A greve dos caminhoneiros e os riscos de um caos anunciado

A quase total paralisação do país, provocada pela greve dos caminhoneiros, expõe o desgoverno do Estado brasileiro. Já tendo inscrito seu lugar na história como um dos maiores movimentos de trabalhadores, a greve que conta com um alto índice de adesão da categoria e apoio popular extrapola o âmbito específico de uma pauta localizada em um interesse corporativo e expõe a inépcia do governo golpista e a fragilidade de seu danoso projeto de poder.

Maria Valéria Duarte de Souza*

greve caminhoneiros - Foto: Mauro Pimentel/ AFP

Além desse aspecto, a greve dos caminhoneiros expõe também outras questões. A primeira delas é a fragilidade de um sistema que concentra grande parte do transporte de cargas do país em uma única modalidade de transporte. E, o mais grave: uma modalidade de transporte que é operado por uma das mais exploradas categorias de trabalhadores – os caminhoneiros – que , não é de hoje, realizam frequentes protestos contra as condições degradantes de trabalho, as longas jornadas, a insegurança nas estradas, os baixos preços pagos pelos fretes e o alto preço do combustível que deflagrou o movimento.

Os caminhoneiros sabem que o descalabro no preço dos combustíveis decorre de uma política empreendida por Temer, embora a categoria não tenha dado a devida importância ao fato de que o agente dessa política é Pedro Parente, atual presidente da Petrobrás e o responsável pela tentativa de transforma-la em uma empresa voltada exclusivamente para a garantir os dividendos de seus acionistas e não para as reais necessidades do país.
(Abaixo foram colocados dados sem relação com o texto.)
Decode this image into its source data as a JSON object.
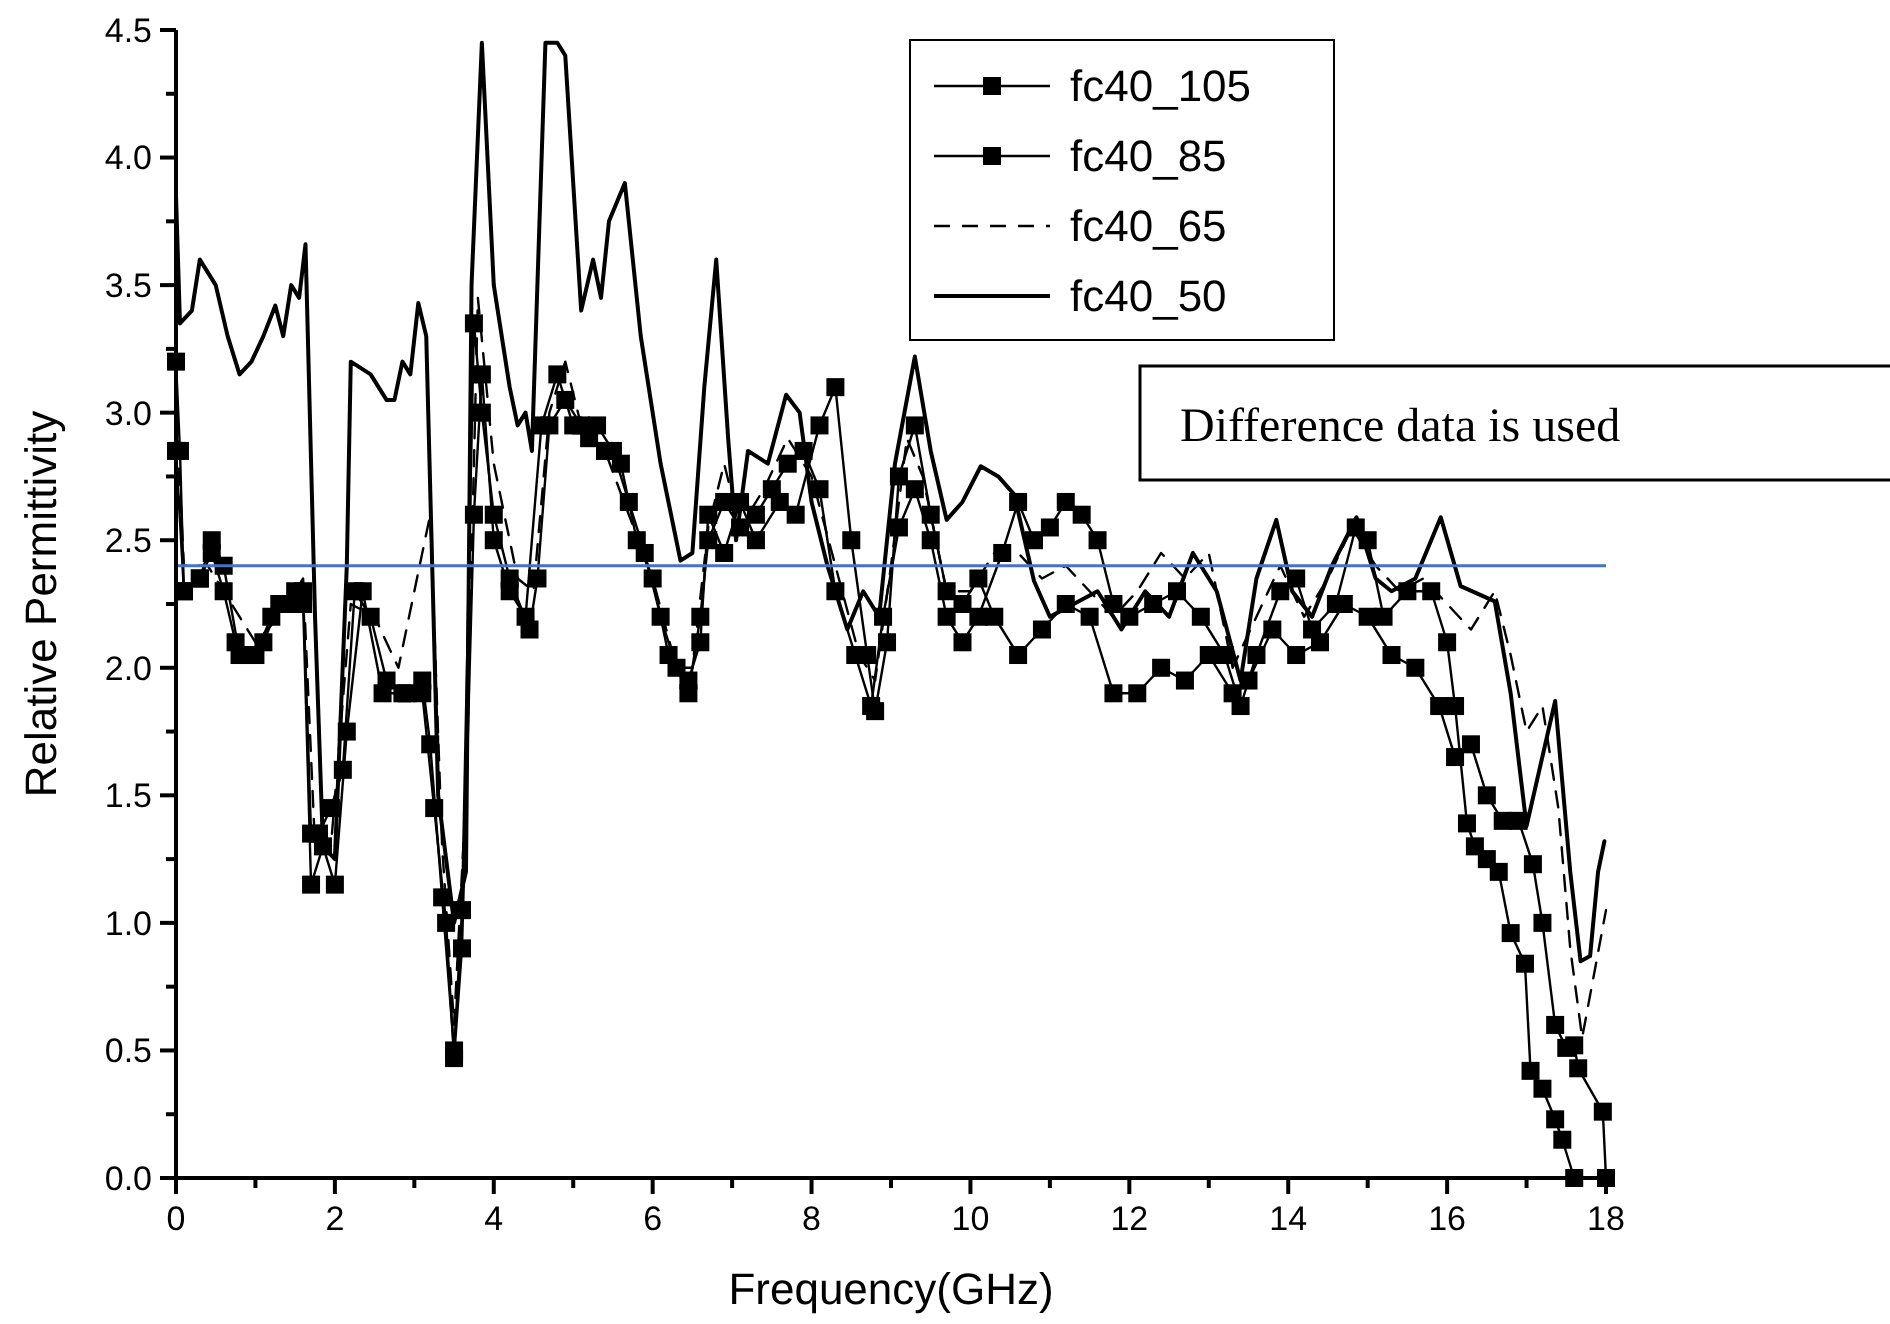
{
  "chart_data": {
    "type": "line",
    "xlabel": "Frequency(GHz)",
    "ylabel": "Relative Permittivity",
    "xlim": [
      0,
      18
    ],
    "ylim": [
      0,
      4.5
    ],
    "xticks": [
      0,
      {
        "value": 1,
        "label": null
      },
      2,
      {
        "value": 3,
        "label": null
      },
      4,
      {
        "value": 5,
        "label": null
      },
      6,
      {
        "value": 7,
        "label": null
      },
      8,
      {
        "value": 9,
        "label": null
      },
      10,
      {
        "value": 11,
        "label": null
      },
      12,
      {
        "value": 13,
        "label": null
      },
      14,
      {
        "value": 15,
        "label": null
      },
      16,
      {
        "value": 17,
        "label": null
      },
      18
    ],
    "yticks": [
      {
        "value": 0,
        "label": "0.0"
      },
      {
        "value": 0.25,
        "label": null
      },
      {
        "value": 0.5,
        "label": "0.5"
      },
      {
        "value": 0.75,
        "label": null
      },
      {
        "value": 1,
        "label": "1.0"
      },
      {
        "value": 1.25,
        "label": null
      },
      {
        "value": 1.5,
        "label": "1.5"
      },
      {
        "value": 1.75,
        "label": null
      },
      {
        "value": 2,
        "label": "2.0"
      },
      {
        "value": 2.25,
        "label": null
      },
      {
        "value": 2.5,
        "label": "2.5"
      },
      {
        "value": 2.75,
        "label": null
      },
      {
        "value": 3,
        "label": "3.0"
      },
      {
        "value": 3.25,
        "label": null
      },
      {
        "value": 3.5,
        "label": "3.5"
      },
      {
        "value": 3.75,
        "label": null
      },
      {
        "value": 4,
        "label": "4.0"
      },
      {
        "value": 4.25,
        "label": null
      },
      {
        "value": 4.5,
        "label": "4.5"
      }
    ],
    "grid": false,
    "legend": "top",
    "annotations": [
      "Difference data is used"
    ],
    "ref_lines": [
      {
        "axis": "y",
        "value": 2.4,
        "color": "#4472c4"
      }
    ],
    "series": [
      {
        "name": "fc40_105",
        "color": "#000000",
        "marker": "square",
        "line_style": "solid",
        "x": [
          0,
          0.05,
          0.1,
          0.3,
          0.45,
          0.6,
          0.75,
          0.9,
          1.1,
          1.3,
          1.5,
          1.6,
          1.7,
          1.8,
          1.95,
          2.1,
          2.25,
          2.45,
          2.65,
          2.9,
          3.1,
          3.2,
          3.35,
          3.5,
          3.6,
          3.75,
          3.85,
          4.0,
          4.2,
          4.45,
          4.55,
          4.7,
          4.9,
          5.1,
          5.3,
          5.5,
          5.7,
          5.9,
          6.1,
          6.3,
          6.45,
          6.6,
          6.7,
          6.9,
          7.1,
          7.3,
          7.5,
          7.7,
          7.9,
          8.1,
          8.3,
          8.55,
          8.75,
          8.9,
          9.1,
          9.3,
          9.5,
          9.7,
          9.9,
          10.1,
          10.4,
          10.6,
          10.8,
          11.0,
          11.2,
          11.4,
          11.6,
          11.8,
          12.0,
          12.3,
          12.6,
          12.9,
          13.2,
          13.4,
          13.6,
          13.9,
          14.1,
          14.3,
          14.6,
          14.85,
          15.0,
          15.2,
          15.5,
          15.8,
          16.0,
          16.1,
          16.25,
          16.35,
          16.5,
          16.65,
          16.8,
          16.98,
          17.05,
          17.2,
          17.36,
          17.45,
          17.6
        ],
        "values": [
          3.2,
          2.85,
          2.3,
          2.35,
          2.45,
          2.3,
          2.1,
          2.05,
          2.1,
          2.25,
          2.3,
          2.3,
          1.35,
          1.35,
          1.45,
          1.6,
          2.3,
          2.2,
          1.95,
          1.9,
          1.95,
          1.7,
          1.1,
          0.5,
          1.05,
          3.35,
          3.0,
          2.6,
          2.35,
          2.15,
          2.35,
          2.95,
          3.05,
          2.95,
          2.95,
          2.85,
          2.65,
          2.45,
          2.2,
          2.0,
          1.9,
          2.2,
          2.5,
          2.65,
          2.55,
          2.6,
          2.7,
          2.8,
          2.85,
          2.7,
          2.3,
          2.05,
          1.85,
          2.2,
          2.55,
          2.7,
          2.5,
          2.2,
          2.1,
          2.2,
          2.45,
          2.65,
          2.5,
          2.55,
          2.65,
          2.6,
          2.5,
          2.25,
          2.2,
          2.25,
          2.3,
          2.2,
          2.05,
          1.85,
          2.05,
          2.3,
          2.35,
          2.15,
          2.25,
          2.55,
          2.5,
          2.2,
          2.3,
          2.3,
          2.1,
          1.85,
          1.39,
          1.3,
          1.25,
          1.2,
          0.96,
          0.84,
          0.42,
          0.35,
          0.23,
          0.15,
          0
        ]
      },
      {
        "name": "fc40_85",
        "color": "#000000",
        "marker": "square",
        "line_style": "solid",
        "x": [
          0,
          0.1,
          0.3,
          0.45,
          0.6,
          0.8,
          1.0,
          1.2,
          1.4,
          1.6,
          1.7,
          1.85,
          2.0,
          2.15,
          2.35,
          2.6,
          2.85,
          3.1,
          3.25,
          3.4,
          3.5,
          3.6,
          3.75,
          3.85,
          4.0,
          4.2,
          4.4,
          4.6,
          4.8,
          5.0,
          5.2,
          5.4,
          5.6,
          5.8,
          6.0,
          6.2,
          6.45,
          6.6,
          6.7,
          6.9,
          7.1,
          7.3,
          7.6,
          7.8,
          8.1,
          8.3,
          8.5,
          8.7,
          8.8,
          8.95,
          9.1,
          9.3,
          9.5,
          9.7,
          9.9,
          10.1,
          10.3,
          10.6,
          10.9,
          11.2,
          11.5,
          11.8,
          12.1,
          12.4,
          12.7,
          13.0,
          13.3,
          13.5,
          13.8,
          14.1,
          14.4,
          14.7,
          15.0,
          15.3,
          15.6,
          15.9,
          16.1,
          16.3,
          16.5,
          16.7,
          16.9,
          17.08,
          17.2,
          17.36,
          17.5,
          17.6,
          17.65,
          17.96,
          18.0
        ],
        "values": [
          2.85,
          2.3,
          2.35,
          2.5,
          2.4,
          2.05,
          2.05,
          2.2,
          2.25,
          2.25,
          1.15,
          1.3,
          1.15,
          1.75,
          2.3,
          1.9,
          1.9,
          1.9,
          1.45,
          1.0,
          0.47,
          0.9,
          2.6,
          3.15,
          2.5,
          2.3,
          2.2,
          2.95,
          3.15,
          2.95,
          2.9,
          2.85,
          2.8,
          2.5,
          2.35,
          2.05,
          1.95,
          2.1,
          2.6,
          2.45,
          2.65,
          2.5,
          2.65,
          2.6,
          2.95,
          3.1,
          2.5,
          2.05,
          1.83,
          2.1,
          2.75,
          2.95,
          2.6,
          2.3,
          2.25,
          2.35,
          2.2,
          2.05,
          2.15,
          2.25,
          2.2,
          1.9,
          1.9,
          2.0,
          1.95,
          2.05,
          1.9,
          1.95,
          2.15,
          2.05,
          2.1,
          2.25,
          2.2,
          2.05,
          2.0,
          1.85,
          1.65,
          1.7,
          1.5,
          1.4,
          1.4,
          1.23,
          1.0,
          0.6,
          0.51,
          0.52,
          0.43,
          0.26,
          0
        ]
      },
      {
        "name": "fc40_65",
        "color": "#000000",
        "marker": "none",
        "line_style": "dashed",
        "x": [
          0,
          0.1,
          0.4,
          0.7,
          1.0,
          1.3,
          1.6,
          1.75,
          1.95,
          2.2,
          2.5,
          2.8,
          3.0,
          3.2,
          3.35,
          3.5,
          3.65,
          3.8,
          4.0,
          4.3,
          4.5,
          4.7,
          4.9,
          5.1,
          5.4,
          5.7,
          6.0,
          6.3,
          6.5,
          6.7,
          6.9,
          7.1,
          7.4,
          7.7,
          8.0,
          8.3,
          8.6,
          8.8,
          9.0,
          9.2,
          9.4,
          9.7,
          10.0,
          10.3,
          10.6,
          10.9,
          11.2,
          11.5,
          11.8,
          12.1,
          12.4,
          12.7,
          13.0,
          13.3,
          13.6,
          13.9,
          14.2,
          14.5,
          14.8,
          15.1,
          15.4,
          15.7,
          16.0,
          16.3,
          16.6,
          16.8,
          17.0,
          17.2,
          17.4,
          17.55,
          17.7,
          17.85,
          18.0
        ],
        "values": [
          3.0,
          2.4,
          2.4,
          2.25,
          2.1,
          2.2,
          2.35,
          1.3,
          1.3,
          2.25,
          2.2,
          2.0,
          2.3,
          2.6,
          1.3,
          0.6,
          1.5,
          3.45,
          2.8,
          2.35,
          2.3,
          3.0,
          3.2,
          2.95,
          2.85,
          2.6,
          2.35,
          2.0,
          2.0,
          2.55,
          2.8,
          2.55,
          2.7,
          2.9,
          2.75,
          2.4,
          2.05,
          1.95,
          2.4,
          2.9,
          2.75,
          2.3,
          2.3,
          2.45,
          2.45,
          2.35,
          2.4,
          2.3,
          2.2,
          2.3,
          2.45,
          2.35,
          2.45,
          2.0,
          2.2,
          2.4,
          2.2,
          2.35,
          2.55,
          2.4,
          2.3,
          2.35,
          2.25,
          2.15,
          2.3,
          2.05,
          1.75,
          1.85,
          1.45,
          0.9,
          0.55,
          0.8,
          1.05
        ]
      },
      {
        "name": "fc40_50",
        "color": "#000000",
        "marker": "none",
        "line_style": "solid",
        "x": [
          0,
          0.05,
          0.2,
          0.3,
          0.5,
          0.65,
          0.8,
          0.95,
          1.1,
          1.25,
          1.35,
          1.45,
          1.55,
          1.63,
          1.75,
          1.85,
          2.0,
          2.15,
          2.2,
          2.45,
          2.65,
          2.75,
          2.85,
          2.95,
          3.05,
          3.15,
          3.3,
          3.5,
          3.65,
          3.72,
          3.85,
          4.0,
          4.2,
          4.3,
          4.4,
          4.48,
          4.65,
          4.8,
          4.9,
          5.1,
          5.25,
          5.35,
          5.45,
          5.65,
          5.85,
          6.1,
          6.35,
          6.5,
          6.65,
          6.8,
          6.95,
          7.05,
          7.2,
          7.45,
          7.68,
          7.85,
          8.0,
          8.2,
          8.45,
          8.65,
          8.85,
          9.05,
          9.3,
          9.5,
          9.7,
          9.9,
          10.13,
          10.35,
          10.55,
          10.8,
          11.0,
          11.3,
          11.6,
          11.9,
          12.2,
          12.5,
          12.8,
          13.1,
          13.4,
          13.6,
          13.85,
          14.05,
          14.3,
          14.55,
          14.86,
          15.1,
          15.3,
          15.6,
          15.92,
          16.17,
          16.6,
          16.8,
          17.0,
          17.36,
          17.55,
          17.68,
          17.8,
          17.9,
          17.98
        ],
        "values": [
          3.85,
          3.35,
          3.4,
          3.6,
          3.5,
          3.3,
          3.15,
          3.2,
          3.3,
          3.42,
          3.3,
          3.5,
          3.45,
          3.66,
          2.2,
          1.3,
          1.25,
          2.4,
          3.2,
          3.15,
          3.05,
          3.05,
          3.2,
          3.15,
          3.43,
          3.3,
          1.5,
          1.0,
          1.2,
          3.5,
          4.45,
          3.5,
          3.1,
          2.95,
          3.0,
          2.85,
          4.45,
          4.45,
          4.4,
          3.4,
          3.6,
          3.45,
          3.75,
          3.9,
          3.3,
          2.8,
          2.42,
          2.45,
          3.1,
          3.6,
          2.9,
          2.5,
          2.85,
          2.8,
          3.07,
          3.0,
          2.65,
          2.4,
          2.15,
          2.3,
          2.2,
          2.8,
          3.22,
          2.85,
          2.58,
          2.65,
          2.79,
          2.75,
          2.68,
          2.34,
          2.2,
          2.25,
          2.3,
          2.15,
          2.3,
          2.2,
          2.45,
          2.3,
          1.95,
          2.35,
          2.58,
          2.3,
          2.2,
          2.4,
          2.59,
          2.35,
          2.3,
          2.35,
          2.59,
          2.32,
          2.26,
          1.9,
          1.38,
          1.87,
          1.2,
          0.85,
          0.87,
          1.2,
          1.32
        ]
      }
    ]
  }
}
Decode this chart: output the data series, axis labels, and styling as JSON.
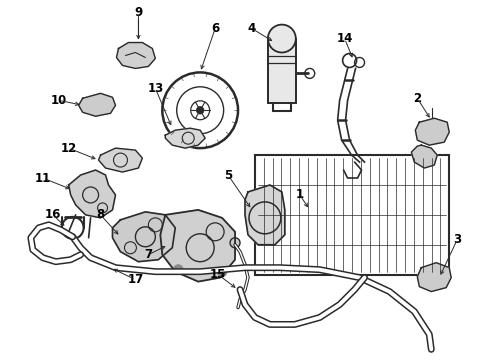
{
  "background_color": "#ffffff",
  "line_color": "#2a2a2a",
  "fig_width": 4.9,
  "fig_height": 3.6,
  "dpi": 100,
  "label_fontsize": 8.5,
  "label_bold": true
}
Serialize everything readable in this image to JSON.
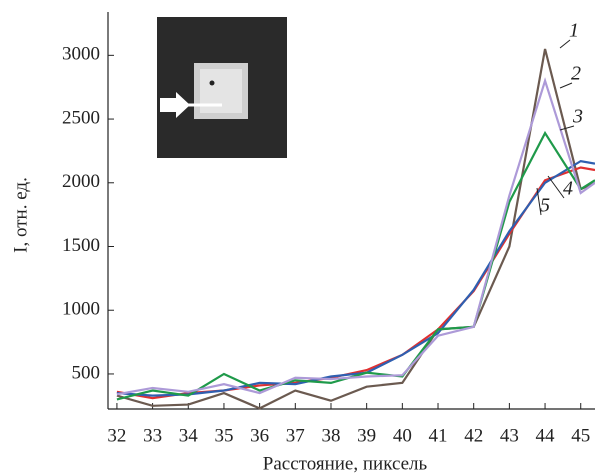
{
  "chart_data": {
    "type": "line",
    "x_label": "Расстояние, пиксель",
    "y_label": "I, отн. ед.",
    "x": [
      32,
      33,
      34,
      35,
      36,
      37,
      38,
      39,
      40,
      41,
      42,
      43,
      44,
      45,
      45.4
    ],
    "xlim": [
      31.75,
      45.4
    ],
    "xticks": [
      32,
      33,
      34,
      35,
      36,
      37,
      38,
      39,
      40,
      41,
      42,
      43,
      44,
      45
    ],
    "ylim": [
      225,
      3340
    ],
    "yticks": [
      500,
      1000,
      1500,
      2000,
      2500,
      3000
    ],
    "series": [
      {
        "name": "1",
        "color": "#6b5a50",
        "values": [
          330,
          250,
          260,
          350,
          230,
          370,
          290,
          400,
          430,
          850,
          870,
          1500,
          3050,
          1950,
          2000
        ]
      },
      {
        "name": "2",
        "color": "#e03030",
        "values": [
          360,
          310,
          350,
          370,
          410,
          430,
          470,
          530,
          650,
          850,
          1150,
          1600,
          2020,
          2120,
          2100
        ]
      },
      {
        "name": "3",
        "color": "#2f5fb0",
        "values": [
          350,
          330,
          340,
          370,
          430,
          420,
          480,
          510,
          650,
          820,
          1160,
          1620,
          2000,
          2170,
          2150
        ]
      },
      {
        "name": "4",
        "color": "#1f9a4a",
        "values": [
          300,
          370,
          330,
          500,
          370,
          450,
          430,
          510,
          480,
          850,
          870,
          1850,
          2390,
          1950,
          2020
        ]
      },
      {
        "name": "5",
        "color": "#ad9ad8",
        "values": [
          340,
          390,
          360,
          420,
          350,
          470,
          460,
          480,
          490,
          800,
          870,
          1900,
          2800,
          1920,
          2000
        ]
      }
    ]
  }
}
Ao ignorar essa questão fundamental e que é a causa dos aumentos praticamente diários dos combustíveis, a categoria abre espaço para concepções equivocadas como a que atribui a culpa dos aumentos nos preços ao caráter público da Petrobrás, retomando assim a pauta privatista, ou à corrupção que é atribuída indistintamente à toda a classe política . Essas concepções são facilmente encampadas pelo ideário da extrema direita que tem se infiltrado no movimento e apostando no caos social como fundamento e justificativa para uma intervenção militar. Embora não possuindo a homogeneidade que aparenta ter, alguns setores da categoria assumem claramente uma pauta conservadora na qual colocam em xeque as instituições democráticas. Algo preocupante em se tratando de uma categoria que possui importância estratégica no abastecimento, na logística e na infraestrutura do país e que, por isso, sabe a força que tem.

Não cabe aqui abrir a discussão sobre as razões pelas quais esta categoria é marcada por esse conservadorismo que, em alguns casos, resvala claramente para a extrema-direita mais raivosa. As razões são múltiplas e complexas . Uma categoria numerosa, mas dispersa por todo o território nacional, e realizando um trabalho na maioria das vezes solitário, torna difícil a construção de uma consciência política que aponte para uma perspectiva de entendimento sobre as causas de suas duras condições de trabalho. De qualquer modo, é necessário que as forças de esquerda e o campo progressista como um todo possam refletir, a partir dessa greve, sobre as razões pelas quais possui presença frágil – ou completa ausência – nas lutas de uma categoria de trabalhadores tão fundamental para o país.

O fato é que, diante da absurda incapacidade demonstrada pelo governo de encontrar uma saída negociada para os impasses colocados pela greve dos caminhoneiros, abre-se um campo perigoso de instrumentalização de todo o processo de paralisação por grupos oportunistas que queiram aproveitar o clima de instabilidade para comprometer o processo democrático. Em um ano de eleições cruciais para definir o que será o Brasil a partir de 2019; eleições nas quais a centro-direita encontra-se perdida por não conseguir apresentar uma candidatura consistente, não é remota a possibilidade de um desfecho fora da democracia. Falando mais claro: um desfecho que leve a não realização das eleições previstas para outubro próximo, mergulhando o país na incerteza.

Em um cenário tão inquietante, não há como não recordar os fatos passados no Chile em 1973 quando uma greve de caminhoneiros atuou como estopim do golpe de derrubou o presidente Allende e instaurou a ditadura militar chefiada pelo carniceiro Pinochet. Obviamente, os tempos são outros, o contexto político do Brasil de 2018 é outro e, definitivamente, Temer não é Allende. Mas, o anúncio do caos tem poder mobilizador e é preciso que as forças democráticas estejam atentas aos desdobramentos que se seguem. O desgoverno é inegável e caso as medidas anunciadas por Temer não surtam efeito pode haver um acirramento dos ânimos. É imprescindível então que as forças progressistas articulem a denúncia da condução lesiva do governo golpista, incluída aí a criminosa dilapidação da Petrobrás e sua nefasta politica de preços, mas deixando claro que a saída para o país só pode ser encontrada na democracia.